Now, I can immediately sense a problem : the RHS isn't defined at $x=1$, but the LHS is? So what exactly is going on here? Well, there are two ways of looking at this. The first is more natural at a basic level, but will miss the point here. The second goes slightly further forward than the first, but succeeds in making a point.

  • If one says "Ah, well, let's just say they're equal on the domain $\mathbb R \setminus \{1\}$ and treat this as an equality of functions" then one is right, but not doing enough.

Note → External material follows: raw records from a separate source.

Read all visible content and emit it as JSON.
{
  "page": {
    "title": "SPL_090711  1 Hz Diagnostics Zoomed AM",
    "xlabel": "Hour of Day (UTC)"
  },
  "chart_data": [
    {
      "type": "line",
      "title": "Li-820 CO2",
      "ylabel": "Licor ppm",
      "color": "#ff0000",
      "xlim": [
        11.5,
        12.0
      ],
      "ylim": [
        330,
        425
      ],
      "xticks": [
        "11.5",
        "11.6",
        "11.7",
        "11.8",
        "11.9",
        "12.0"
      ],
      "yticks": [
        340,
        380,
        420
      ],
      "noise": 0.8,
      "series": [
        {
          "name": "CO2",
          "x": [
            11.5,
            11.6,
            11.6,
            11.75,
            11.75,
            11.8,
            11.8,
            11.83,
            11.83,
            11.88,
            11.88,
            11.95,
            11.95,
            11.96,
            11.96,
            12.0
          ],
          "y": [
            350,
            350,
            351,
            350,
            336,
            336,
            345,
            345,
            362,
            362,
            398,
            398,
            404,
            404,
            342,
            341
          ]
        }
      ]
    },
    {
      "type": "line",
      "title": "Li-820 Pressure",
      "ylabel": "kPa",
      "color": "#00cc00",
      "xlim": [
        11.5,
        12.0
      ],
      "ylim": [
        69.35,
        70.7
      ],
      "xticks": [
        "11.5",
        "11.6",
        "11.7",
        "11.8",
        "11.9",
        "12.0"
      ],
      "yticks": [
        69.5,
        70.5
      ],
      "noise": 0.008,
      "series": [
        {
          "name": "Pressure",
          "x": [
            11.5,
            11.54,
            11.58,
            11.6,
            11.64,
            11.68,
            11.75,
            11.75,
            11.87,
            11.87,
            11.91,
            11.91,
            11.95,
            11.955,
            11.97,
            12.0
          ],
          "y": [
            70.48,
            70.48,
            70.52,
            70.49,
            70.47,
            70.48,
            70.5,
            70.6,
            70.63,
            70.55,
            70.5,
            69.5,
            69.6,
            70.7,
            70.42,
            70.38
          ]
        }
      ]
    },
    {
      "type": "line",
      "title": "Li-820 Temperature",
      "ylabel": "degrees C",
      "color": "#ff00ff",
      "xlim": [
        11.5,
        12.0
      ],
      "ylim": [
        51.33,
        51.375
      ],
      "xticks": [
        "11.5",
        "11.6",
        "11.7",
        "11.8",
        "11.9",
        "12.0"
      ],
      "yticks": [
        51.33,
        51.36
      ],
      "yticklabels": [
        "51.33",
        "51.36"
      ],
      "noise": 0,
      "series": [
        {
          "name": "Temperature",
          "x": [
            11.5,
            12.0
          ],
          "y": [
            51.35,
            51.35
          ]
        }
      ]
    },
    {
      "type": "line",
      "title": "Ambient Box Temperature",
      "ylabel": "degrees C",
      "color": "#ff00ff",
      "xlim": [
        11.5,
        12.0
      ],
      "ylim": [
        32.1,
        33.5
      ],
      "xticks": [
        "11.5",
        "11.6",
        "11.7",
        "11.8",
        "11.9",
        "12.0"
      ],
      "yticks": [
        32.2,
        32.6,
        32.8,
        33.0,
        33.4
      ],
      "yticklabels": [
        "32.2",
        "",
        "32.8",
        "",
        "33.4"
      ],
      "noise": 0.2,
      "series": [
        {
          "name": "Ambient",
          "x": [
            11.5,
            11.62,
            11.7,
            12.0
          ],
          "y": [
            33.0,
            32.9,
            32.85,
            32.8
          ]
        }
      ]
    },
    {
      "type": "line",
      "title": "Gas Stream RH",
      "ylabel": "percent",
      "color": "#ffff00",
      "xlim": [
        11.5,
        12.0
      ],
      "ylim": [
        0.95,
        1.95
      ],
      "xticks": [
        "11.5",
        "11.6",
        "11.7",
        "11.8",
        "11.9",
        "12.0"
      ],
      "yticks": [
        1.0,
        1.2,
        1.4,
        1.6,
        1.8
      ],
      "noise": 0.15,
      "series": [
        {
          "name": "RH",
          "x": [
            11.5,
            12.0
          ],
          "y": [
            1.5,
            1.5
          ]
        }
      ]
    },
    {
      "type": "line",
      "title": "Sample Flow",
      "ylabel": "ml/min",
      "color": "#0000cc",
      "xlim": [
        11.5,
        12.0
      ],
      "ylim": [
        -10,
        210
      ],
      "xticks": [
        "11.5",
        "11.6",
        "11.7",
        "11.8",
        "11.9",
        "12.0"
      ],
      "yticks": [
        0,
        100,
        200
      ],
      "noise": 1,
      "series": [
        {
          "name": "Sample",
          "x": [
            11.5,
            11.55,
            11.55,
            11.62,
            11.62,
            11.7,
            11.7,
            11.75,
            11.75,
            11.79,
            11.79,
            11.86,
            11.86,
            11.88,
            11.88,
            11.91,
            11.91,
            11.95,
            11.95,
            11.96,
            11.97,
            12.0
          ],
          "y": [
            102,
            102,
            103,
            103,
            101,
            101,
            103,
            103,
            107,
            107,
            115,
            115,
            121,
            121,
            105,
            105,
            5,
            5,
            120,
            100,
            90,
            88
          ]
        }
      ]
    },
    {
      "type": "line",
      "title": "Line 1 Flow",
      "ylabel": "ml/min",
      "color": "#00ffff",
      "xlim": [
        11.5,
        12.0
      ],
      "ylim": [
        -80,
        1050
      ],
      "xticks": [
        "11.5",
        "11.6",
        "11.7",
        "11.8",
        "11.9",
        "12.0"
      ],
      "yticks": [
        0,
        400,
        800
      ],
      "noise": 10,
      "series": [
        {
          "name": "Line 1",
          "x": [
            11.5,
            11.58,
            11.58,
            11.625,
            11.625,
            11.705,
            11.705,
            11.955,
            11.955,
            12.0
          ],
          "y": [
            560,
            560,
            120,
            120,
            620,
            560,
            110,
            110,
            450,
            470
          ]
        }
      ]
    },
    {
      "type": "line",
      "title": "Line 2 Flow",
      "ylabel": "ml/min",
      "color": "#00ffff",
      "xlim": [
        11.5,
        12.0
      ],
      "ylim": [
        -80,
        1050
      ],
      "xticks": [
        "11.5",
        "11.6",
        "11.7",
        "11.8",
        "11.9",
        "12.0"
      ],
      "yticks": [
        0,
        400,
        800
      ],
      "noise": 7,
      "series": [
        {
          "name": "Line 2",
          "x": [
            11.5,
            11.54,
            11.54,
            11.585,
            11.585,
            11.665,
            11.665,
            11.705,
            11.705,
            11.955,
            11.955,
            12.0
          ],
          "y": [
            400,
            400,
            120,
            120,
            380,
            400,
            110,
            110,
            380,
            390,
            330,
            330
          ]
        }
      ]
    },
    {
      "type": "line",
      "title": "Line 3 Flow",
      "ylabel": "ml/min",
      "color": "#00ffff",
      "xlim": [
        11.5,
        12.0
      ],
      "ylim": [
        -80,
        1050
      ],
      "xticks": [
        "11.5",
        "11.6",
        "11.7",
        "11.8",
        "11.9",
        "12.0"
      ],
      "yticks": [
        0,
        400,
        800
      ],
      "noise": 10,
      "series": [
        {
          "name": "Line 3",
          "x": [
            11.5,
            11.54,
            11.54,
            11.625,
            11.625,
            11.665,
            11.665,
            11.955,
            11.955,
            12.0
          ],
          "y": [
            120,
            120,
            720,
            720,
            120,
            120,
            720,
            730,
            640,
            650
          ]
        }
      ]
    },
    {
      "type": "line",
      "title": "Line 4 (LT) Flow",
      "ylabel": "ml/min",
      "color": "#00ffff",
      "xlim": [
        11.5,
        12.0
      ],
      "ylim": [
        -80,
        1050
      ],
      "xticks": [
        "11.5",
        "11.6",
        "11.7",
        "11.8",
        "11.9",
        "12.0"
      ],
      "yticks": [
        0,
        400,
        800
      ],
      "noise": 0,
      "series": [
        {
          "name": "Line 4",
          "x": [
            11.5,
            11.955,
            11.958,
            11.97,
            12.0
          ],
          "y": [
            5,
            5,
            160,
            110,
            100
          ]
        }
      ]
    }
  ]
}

  • If one instead says "Oh, but, the equality isn't on $\mathbb R \setminus \{1\}$ , it's actually on $\mathbb R$, and the function $\frac{1-x^4}{1-x}$ has been extended to $1$ so that $\frac{1-x^4}{1-x}$ equals $(1+x)(1+x^2)$ at $1$", then one gets the point : the fraction isn't actually a function with a restricted domain, it's in fact a function with a domain that is extended by the polynomial on the LHS.

That resolves the conflict about the equality : it is very much of functions on $\mathbb R$ , with no trouble caused. Here's a caveat : the equality doesn't show that the product on the LHS is a polynomial. That the product is a polynomial follows from the fact that the product of two polynomials is one as well, and nothing more complicated. In that light and with that notion of equality, one may very well make the conjecture that $$ \prod_{k=1}^L (1+x^{2^k}) = \frac{x^{2^{L+1}}-1}{x^2-1} $$

Which is basically proved by the cascade argument I detailed for the case $L=2$ earlier, but is basically proved by induction. The base case is already proved, but the induction step is easy and involves no binary expansion : if $$ \prod_{k=1}^L (1+x^{2^k}) = \frac{x^{2^{L+1}}-1}{x^2-1} $$ then $$ \prod_{k=1}^{L+1} (1+x^{2^k}) = \frac{x^{2^{L+1}}-1}{x^2-1} \times (1+x^{2^{L+1}}) = \frac{(x^{2^{L+1}}-1)(x^{2^{L+1}}+1)}{x^2-1} \\ =\frac{x^{2^{L+2}}-1}{x^2-1} $$ using the difference of squares formula, proving the induction step and thus providing for a formula which is easier to work with.